Annotate Variants (WGS)
Using a variant track, annotation track, expression track or statistical comparison track, the Annotate Variants (WGS) template workflow runs an internal workflow that adds the following annotations to the track:
- Gene names Adds names of genes whenever a variant is found within a known gene.
- mRNA Adds names of mRNA whenever a variant is found within a known transcript.
- CDS Adds names of CDS whenever a variant is found within a coding sequence.
- Amino acid changes Adds information about amino acid changes caused by the variants.
- Information from ClinVar Adds information about the relationships between human variations and their clinical significance.
- Information from dbSNP Common Adds information from the "Single Nucleotide Polymorphism Database", which is a general catalog of genome variation, including SNPs, multinucleotide polymorphisms (MNPs), insertions and deletions (indels), and short tandem repeats (STRs).
- PhastCons Conservation scores The conservation scores, in this case generated from a multiple alignment with a number of vertebrates, describe the level of nucleotide conservation in the region around each variant.
Run the Annotate Variants (WGS) workflow
- Go to the toolbox and select the Annotate Variants (WGS) workflow here:
Template Workflows | Biomedical Workflows () | Whole Genome Sequencing () | General Workflows (WGS) () | Annotate Variants (WGS) ()
- In the first wizard step, select the input variant track, annotation track, expression track or statistical comparison track to annotate (figure 21.2).
Figure 21.2: Select the relevant track to annotate. - In the next dialog, you have to select which data set should be used to annotate variants (figure 21.3).
Figure 21.3: Choose the relevant reference Data Set to annotate. - The 1000 Genomes population(s) is bundled in the downloaded reference dataset and therefore preselected in this step.
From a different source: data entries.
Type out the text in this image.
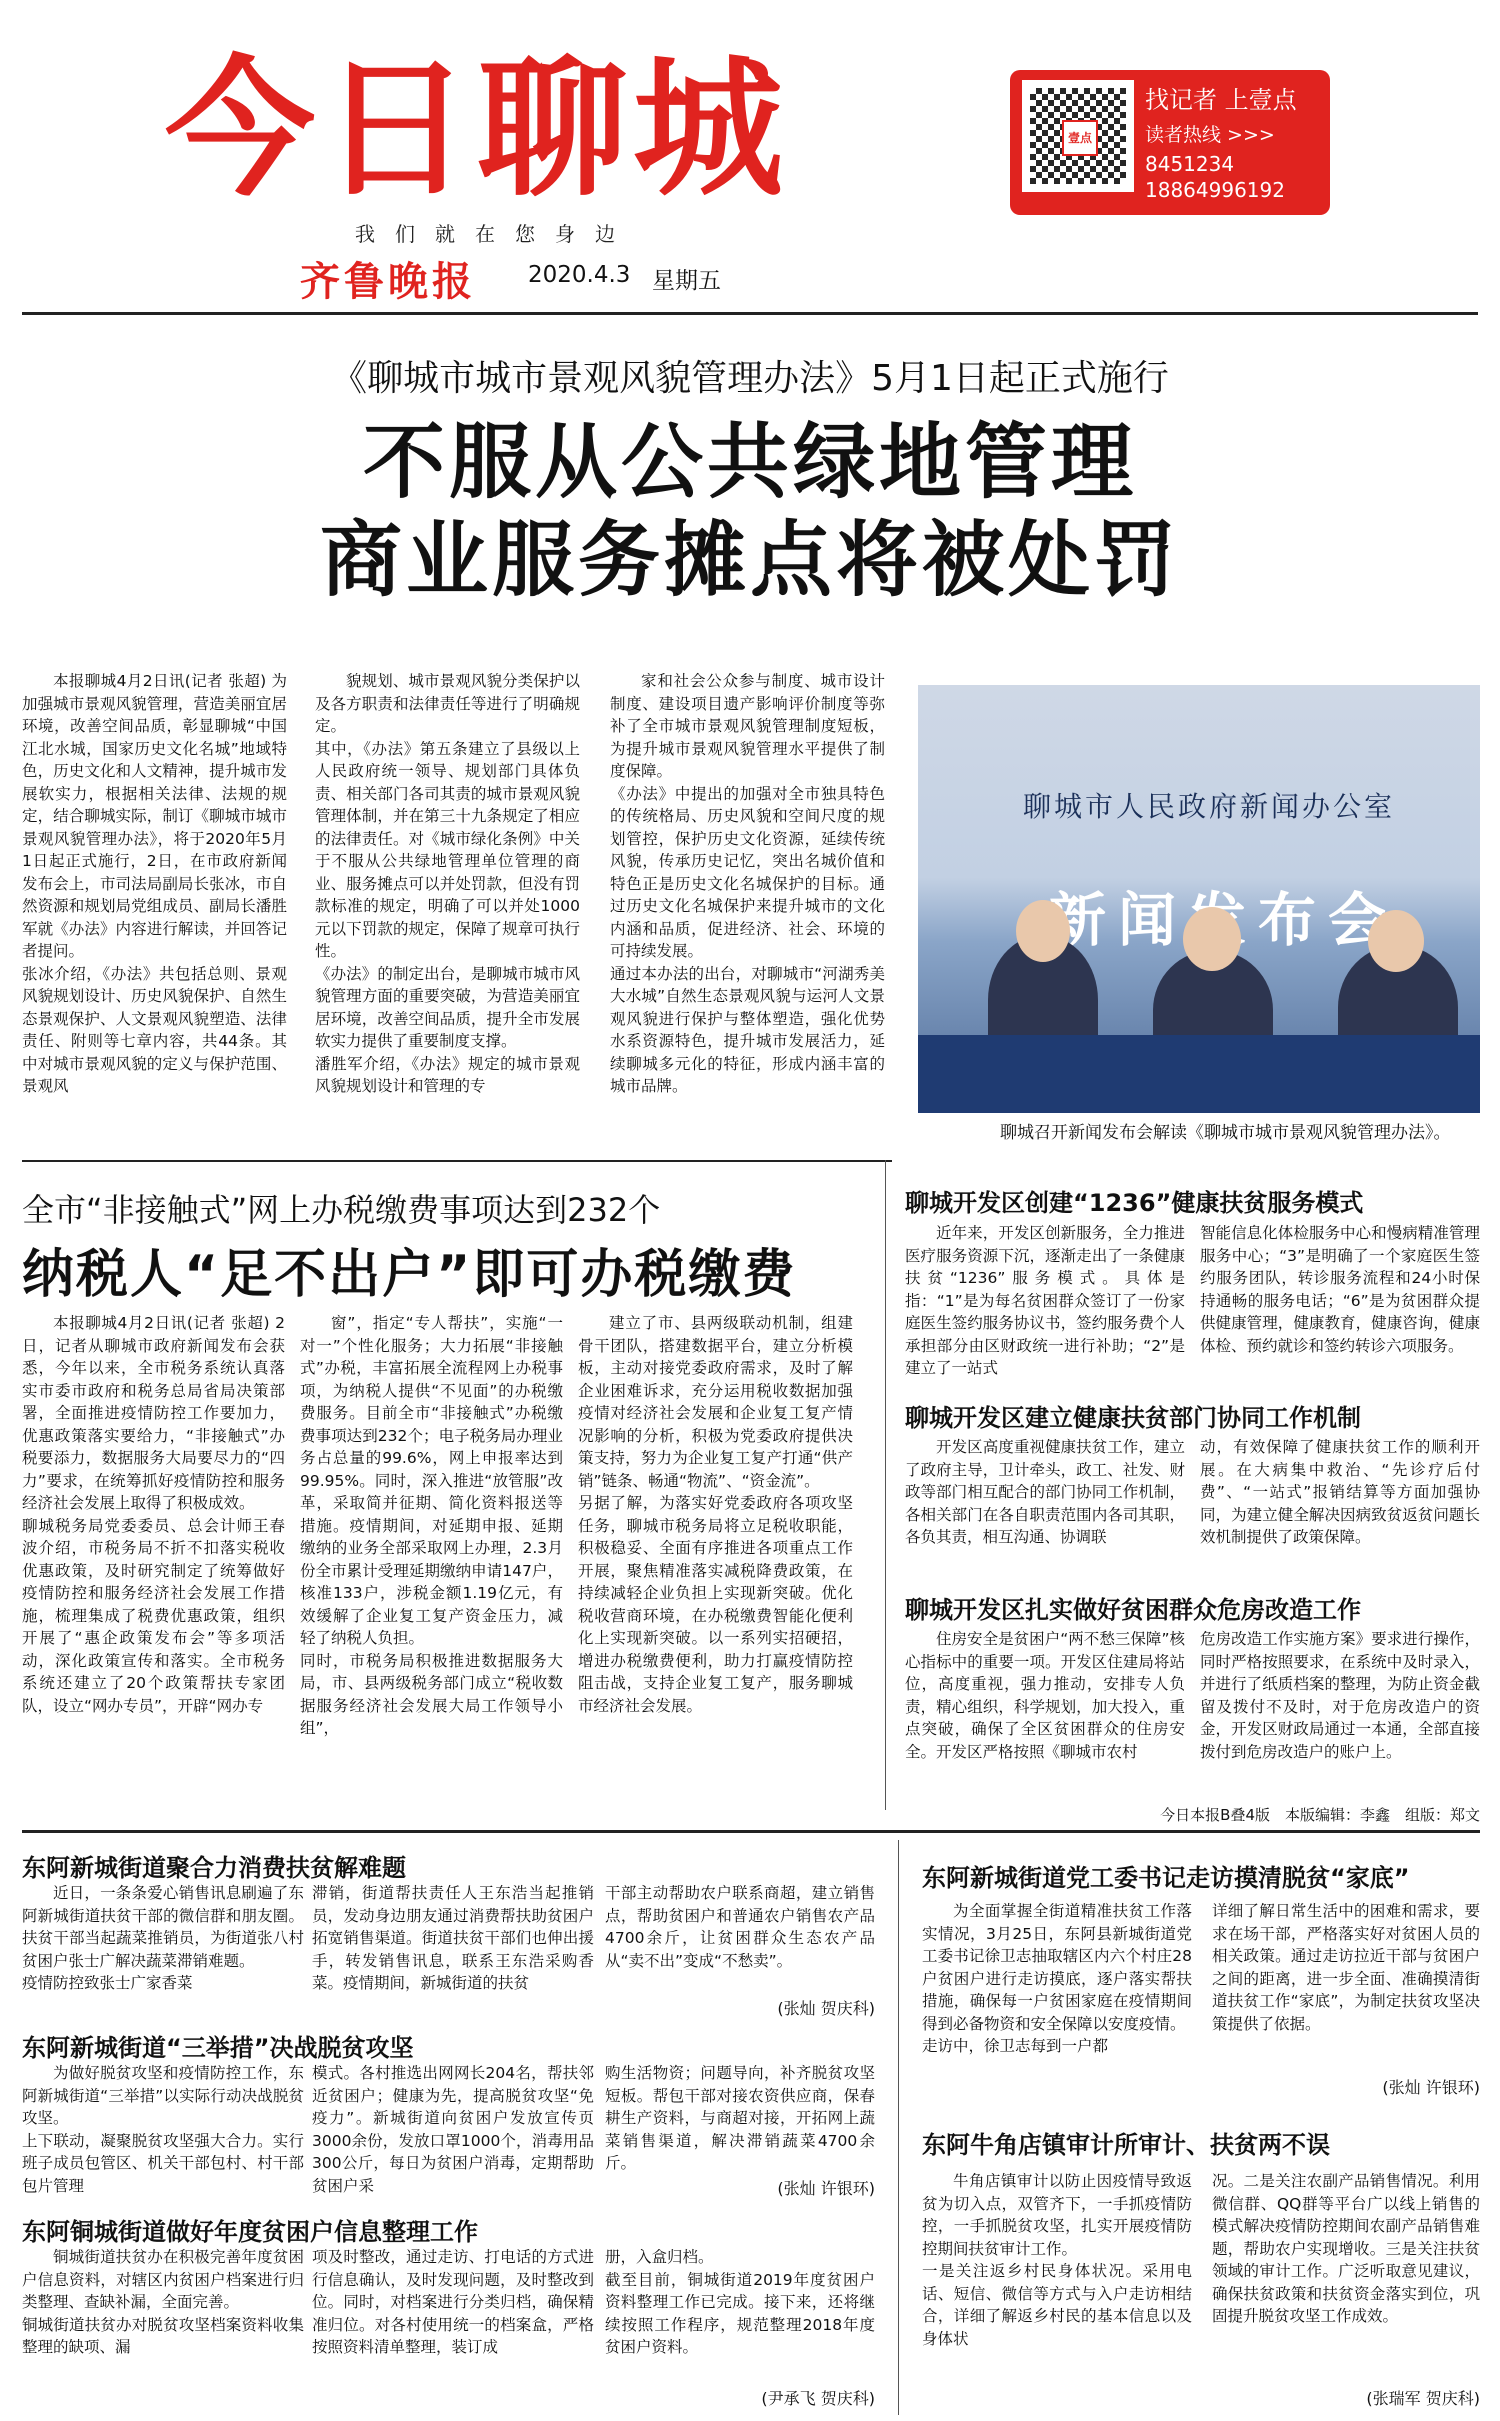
今日聊城
我们就在您身边
齐鲁晚报 2020.4.3 星期五
壹点
找记者 上壹点
读者热线 >>>
8451234
18864996192
《聊城市城市景观风貌管理办法》5月1日起正式施行
不服从公共绿地管理
商业服务摊点将被处罚
本报聊城4月2日讯(记者 张超) 为加强城市景观风貌管理，营造美丽宜居环境，改善空间品质，彰显聊城“中国江北水城，国家历史文化名城”地域特色，历史文化和人文精神，提升城市发展软实力，根据相关法律、法规的规定，结合聊城实际，制订《聊城市城市景观风貌管理办法》，将于2020年5月1日起正式施行，2日，在市政府新闻发布会上，市司法局副局长张冰，市自然资源和规划局党组成员、副局长潘胜军就《办法》内容进行解读，并回答记者提问。
张冰介绍，《办法》共包括总则、景观风貌规划设计、历史风貌保护、自然生态景观保护、人文景观风貌塑造、法律责任、附则等七章内容，共44条。其中对城市景观风貌的定义与保护范围、景观风
貌规划、城市景观风貌分类保护以及各方职责和法律责任等进行了明确规定。
其中，《办法》第五条建立了县级以上人民政府统一领导、规划部门具体负责、相关部门各司其责的城市景观风貌管理体制，并在第三十九条规定了相应的法律责任。对《城市绿化条例》中关于不服从公共绿地管理单位管理的商业、服务摊点可以并处罚款，但没有罚款标准的规定，明确了可以并处1000元以下罚款的规定，保障了规章可执行性。
《办法》的制定出台，是聊城市城市风貌管理方面的重要突破，为营造美丽宜居环境，改善空间品质，提升全市发展软实力提供了重要制度支撑。
潘胜军介绍，《办法》规定的城市景观风貌规划设计和管理的专
家和社会公众参与制度、城市设计制度、建设项目遗产影响评价制度等弥补了全市城市景观风貌管理制度短板，为提升城市景观风貌管理水平提供了制度保障。
《办法》中提出的加强对全市独具特色的传统格局、历史风貌和空间尺度的规划管控，保护历史文化资源，延续传统风貌，传承历史记忆，突出名城价值和特色正是历史文化名城保护的目标。通过历史文化名城保护来提升城市的文化内涵和品质，促进经济、社会、环境的可持续发展。
通过本办法的出台，对聊城市“河湖秀美大水城”自然生态景观风貌与运河人文景观风貌进行保护与整体塑造，强化优势水系资源特色，提升城市发展活力，延续聊城多元化的特征，形成内涵丰富的城市品牌。
聊城市人民政府新闻办公室
聊城召开新闻发布会解读《聊城市城市景观风貌管理办法》。
全市“非接触式”网上办税缴费事项达到232个
纳税人“足不出户”即可办税缴费
本报聊城4月2日讯(记者 张超) 2日，记者从聊城市政府新闻发布会获悉，今年以来，全市税务系统认真落实市委市政府和税务总局省局决策部署，全面推进疫情防控工作要加力，优惠政策落实要给力，“非接触式”办税要添力，数据服务大局要尽力的“四力”要求，在统筹抓好疫情防控和服务经济社会发展上取得了积极成效。
聊城税务局党委委员、总会计师王春波介绍，市税务局不折不扣落实税收优惠政策，及时研究制定了统筹做好疫情防控和服务经济社会发展工作措施，梳理集成了税费优惠政策，组织开展了“惠企政策发布会”等多项活动，深化政策宣传和落实。全市税务系统还建立了20个政策帮扶专家团队，设立“网办专员”，开辟“网办专
窗”，指定“专人帮扶”，实施“一对一”个性化服务；大力拓展“非接触式”办税，丰富拓展全流程网上办税事项，为纳税人提供“不见面”的办税缴费服务。目前全市“非接触式”办税缴费事项达到232个；电子税务局办理业务占总量的99.6%，网上申报率达到99.95%。同时，深入推进“放管服”改革，采取简并征期、简化资料报送等措施。疫情期间，对延期申报、延期缴纳的业务全部采取网上办理，2.3月份全市累计受理延期缴纳申请147户，核准133户，涉税金额1.19亿元，有效缓解了企业复工复产资金压力，减轻了纳税人负担。
同时，市税务局积极推进数据服务大局，市、县两级税务部门成立“税收数据服务经济社会发展大局工作领导小组”，
建立了市、县两级联动机制，组建骨干团队，搭建数据平台，建立分析模板，主动对接党委政府需求，及时了解企业困难诉求，充分运用税收数据加强疫情对经济社会发展和企业复工复产情况影响的分析，积极为党委政府提供决策支持，努力为企业复工复产打通“供产销”链条、畅通“物流”、“资金流”。
另据了解，为落实好党委政府各项攻坚任务，聊城市税务局将立足税收职能，积极稳妥、全面有序推进各项重点工作开展，聚焦精准落实减税降费政策，在持续减轻企业负担上实现新突破。优化税收营商环境，在办税缴费智能化便利化上实现新突破。以一系列实招硬招，增进办税缴费便利，助力打赢疫情防控阻击战，支持企业复工复产，服务聊城市经济社会发展。
聊城开发区创建“1236”健康扶贫服务模式
近年来，开发区创新服务，全力推进医疗服务资源下沉，逐渐走出了一条健康扶贫“1236”服务模式。具体是指：“1”是为每名贫困群众签订了一份家庭医生签约服务协议书，签约服务费个人承担部分由区财政统一进行补助；“2”是建立了一站式
智能信息化体检服务中心和慢病精准管理服务中心；“3”是明确了一个家庭医生签约服务团队，转诊服务流程和24小时保持通畅的服务电话；“6”是为贫困群众提供健康管理，健康教育，健康咨询，健康体检、预约就诊和签约转诊六项服务。
聊城开发区建立健康扶贫部门协同工作机制
开发区高度重视健康扶贫工作，建立了政府主导，卫计牵头，政工、社发、财政等部门相互配合的部门协同工作机制，各相关部门在各自职责范围内各司其职，各负其责，相互沟通、协调联
动，有效保障了健康扶贫工作的顺利开展。在大病集中救治、“先诊疗后付费”、“一站式”报销结算等方面加强协同，为建立健全解决因病致贫返贫问题长效机制提供了政策保障。
聊城开发区扎实做好贫困群众危房改造工作
住房安全是贫困户“两不愁三保障”核心指标中的重要一项。开发区住建局将站位，高度重视，强力推动，安排专人负责，精心组织，科学规划，加大投入，重点突破，确保了全区贫困群众的住房安全。开发区严格按照《聊城市农村
危房改造工作实施方案》要求进行操作，同时严格按照要求，在系统中及时录入，并进行了纸质档案的整理，为防止资金截留及拨付不及时，对于危房改造户的资金，开发区财政局通过一本通，全部直接拨付到危房改造户的账户上。
今日本报B叠4版　本版编辑：李鑫　组版：郑文
东阿新城街道聚合力消费扶贫解难题
近日，一条条爱心销售讯息刷遍了东阿新城街道扶贫干部的微信群和朋友圈。扶贫干部当起蔬菜推销员，为街道张八村贫困户张士广解决蔬菜滞销难题。
疫情防控致张士广家香菜
滞销，街道帮扶责任人王东浩当起推销员，发动身边朋友通过消费帮扶助贫困户拓宽销售渠道。街道扶贫干部们也伸出援手，转发销售讯息，联系王东浩采购香菜。疫情期间，新城街道的扶贫
干部主动帮助农户联系商超，建立销售点，帮助贫困户和普通农户销售农产品4700余斤，让贫困群众生态农产品从“卖不出”变成“不愁卖”。
(张灿 贺庆科)
东阿新城街道“三举措”决战脱贫攻坚
为做好脱贫攻坚和疫情防控工作，东阿新城街道“三举措”以实际行动决战脱贫攻坚。
上下联动，凝聚脱贫攻坚强大合力。实行班子成员包管区、机关干部包村、村干部包片管理
模式。各村推选出网网长204名，帮扶邻近贫困户；健康为先，提高脱贫攻坚“免疫力”。新城街道向贫困户发放宣传页3000余份，发放口罩1000个，消毒用品300公斤，每日为贫困户消毒，定期帮助贫困户采
购生活物资；问题导向，补齐脱贫攻坚短板。帮包干部对接农资供应商，保春耕生产资料，与商超对接，开拓网上蔬菜销售渠道，解决滞销蔬菜4700余斤。
(张灿 许银环)
东阿铜城街道做好年度贫困户信息整理工作
铜城街道扶贫办在积极完善年度贫困户信息资料，对辖区内贫困户档案进行归类整理、查缺补漏，全面完善。
铜城街道扶贫办对脱贫攻坚档案资料收集整理的缺项、漏
项及时整改，通过走访、打电话的方式进行信息确认，及时发现问题，及时整改到位。同时，对档案进行分类归档，确保精准归位。对各村使用统一的档案盒，严格按照资料清单整理，装订成
册，入盒归档。
截至目前，铜城街道2019年度贫困户资料整理工作已完成。接下来，还将继续按照工作程序，规范整理2018年度贫困户资料。
(尹承飞 贺庆科)
东阿新城街道党工委书记走访摸清脱贫“家底”
为全面掌握全街道精准扶贫工作落实情况，3月25日，东阿县新城街道党工委书记徐卫志抽取辖区内六个村庄28户贫困户进行走访摸底，逐户落实帮扶措施，确保每一户贫困家庭在疫情期间得到必备物资和安全保障以安度疫情。
走访中，徐卫志每到一户都
详细了解日常生活中的困难和需求，要求在场干部，严格落实好对贫困人员的相关政策。通过走访拉近干部与贫困户之间的距离，进一步全面、准确摸清街道扶贫工作“家底”，为制定扶贫攻坚决策提供了依据。
(张灿 许银环)
东阿牛角店镇审计所审计、扶贫两不误
牛角店镇审计以防止因疫情导致返贫为切入点，双管齐下，一手抓疫情防控，一手抓脱贫攻坚，扎实开展疫情防控期间扶贫审计工作。
一是关注返乡村民身体状况。采用电话、短信、微信等方式与入户走访相结合，详细了解返乡村民的基本信息以及身体状
况。二是关注农副产品销售情况。利用微信群、QQ群等平台广以线上销售的模式解决疫情防控期间农副产品销售难题，帮助农户实现增收。三是关注扶贫领域的审计工作。广泛听取意见建议，确保扶贫政策和扶贫资金落实到位，巩固提升脱贫攻坚工作成效。
(张瑞军 贺庆科)
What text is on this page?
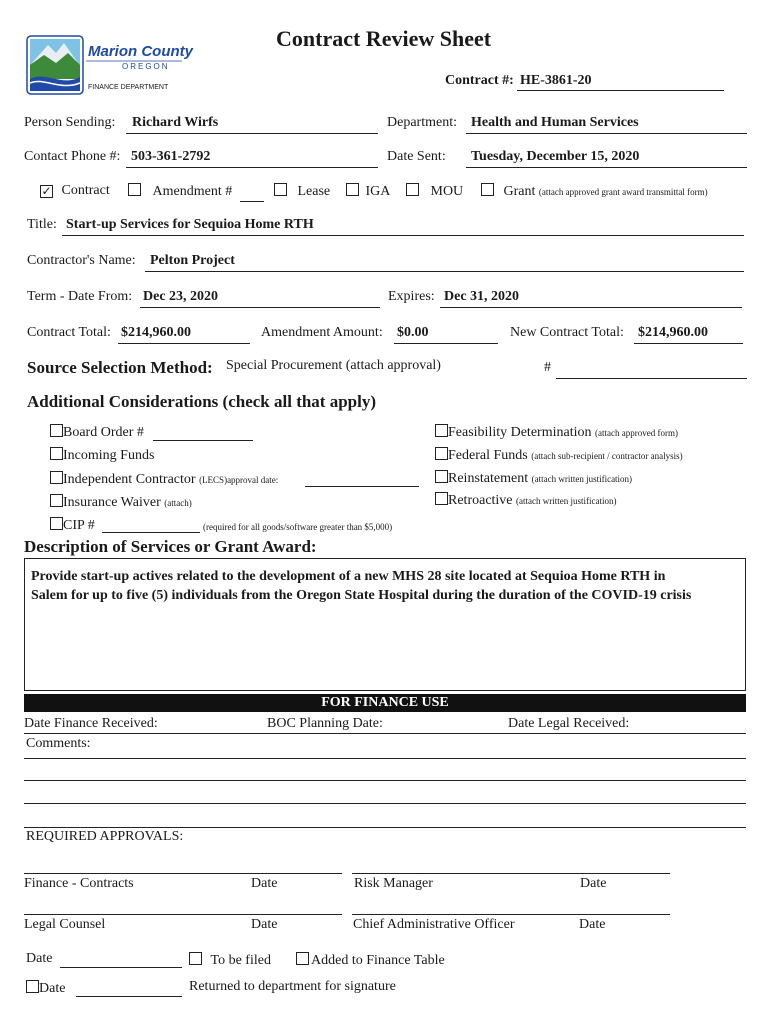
Marion County
OREGON
FINANCE DEPARTMENT
Contract Review Sheet
Contract #: HE-3861-20
Person Sending: Richard Wirfs	Department: Health and Human Services
Contact Phone #: 503-361-2792	Date Sent: Tuesday, December 15, 2020
✓ Contract	Amendment #	Lease	IGA	MOU	Grant (attach approved grant award transmittal form)
Title: Start-up Services for Sequioa Home RTH
Contractor's Name: Pelton Project
Term - Date From: Dec 23, 2020	Expires: Dec 31, 2020
Contract Total: $214,960.00	Amendment Amount: $0.00	New Contract Total: $214,960.00
Source Selection Method: Special Procurement (attach approval)	#
Additional Considerations (check all that apply)
Board Order #
Incoming Funds
Independent Contractor (LECS)approval date:
Insurance Waiver (attach)
CIP #	(required for all goods/software greater than $5,000)
Feasibility Determination (attach approved form)
Federal Funds (attach sub-recipient / contractor analysis)
Reinstatement (attach written justification)
Retroactive (attach written justification)
Description of Services or Grant Award:
Provide start-up actives related to the development of a new MHS 28 site located at Sequioa Home RTH in
Salem for up to five (5) individuals from the Oregon State Hospital during the duration of the COVID-19 crisis
FOR FINANCE USE
Date Finance Received:	BOC Planning Date:	Date Legal Received:
Comments:
REQUIRED APPROVALS:
Finance - Contracts	Date	Risk Manager	Date
Legal Counsel	Date	Chief Administrative Officer	Date
Date	To be filed	Added to Finance Table
Date	Returned to department for signature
If you want to use another variant track you can browse in the navigation area for the preferred track to use (figure 21.4).
Figure 21.4: Use the preselected 1000 Genomes population(s) or select another variant track. - In the last wizard step you can check the selected settings by clicking on the button labeled Preview All Parameters.
In the Preview All Parameters wizard you can only check the settings, and if you wish to make changes you have to use the Previous button from the wizard to edit parameters in the relevant windows.
- Choose to Save your results and click on the button labeled Finish.
Output from the Annotate Variants (WGS) workflow
The outputs generated are:
- Filtered Annotated Variant Track Hold the mouse over one of the variants or right-clicking on the variant. A tooltip will appear with detailed information about the variant.
- An Amino Acid Track Shows the consequences of the variants at the amino acid level in the context of the original amino acid sequence. A variant introducing a stop mutation is illustrated with a red amino acid.
- Track List Annotated Variants A collection of tracks presented together. Shows the annotated variant track together with the human reference sequence, genes, transcripts, coding regions, and variants detected in dbSNP Common, ClinVar, 1000 Genomes, and PhastCons conservation scores (see figure 21.5).
Figure 21.5: The output from the Annotate Variants template workflow is a track list containing individual tracks for all added annotations.
It is possible to add tracks to the Track List by dragging the track directly from the Navigation Area to the Track List view. On the other hand, if you delete the annotated variant track, this track will also disappear from the Track List.
Open the annotated track as a table (see figure 21.6). The table and the Track List are linked; if you click on an entry in the table, this particular position in the genome will automatically be brought into focus in the Track List view.
Figure 21.6: The output from the Annotate Variants template workflow is a track list linked with the variant table view.
You may be met with a warning as shown in figure 21.7. This is simply a warning telling you that it may take some time to create the table if you are working with tracks containing large amounts of annotations. Please note that in case none of the variants are present in ClinVar or dbSNP Common, the corresponding annotation column headers are missing from the result.
Figure 21.7: Warning that appears when you work with tracks containing many annotations.
Adding information from other sources may help you identify interesting candidate variants for further research. For example, common genetic variants (present in the HapMap database) or variants known to play a role in drug response or other relevant phenotypes (present in the ClinVar database) can easily be identified. Furthermore, variants not found in the ClinVar database can be prioritized based on amino acid changes in case the variant causes changes on the amino acid level.
A high conservation level between different vertebrates or mammals in the region containing the variant can also be used to give a hint about whether a given variant is found in a region with an important functional role. If you would like to use the conservation scores to identify interesting variants, we recommend that variants with a conservation score of more than 0.9 (PhastCons score) are prioritized over variants with lower conservation scores.
It is possible to filter variants based on their annotations. This type of filtering can be facilitated using the table filter found at the top part of the table. If you are performing multiple experiments where you would like to use the exact same filter criteria, you can include in a workflow the Filter on Custom Criteria tool configured with the desired set of criteria.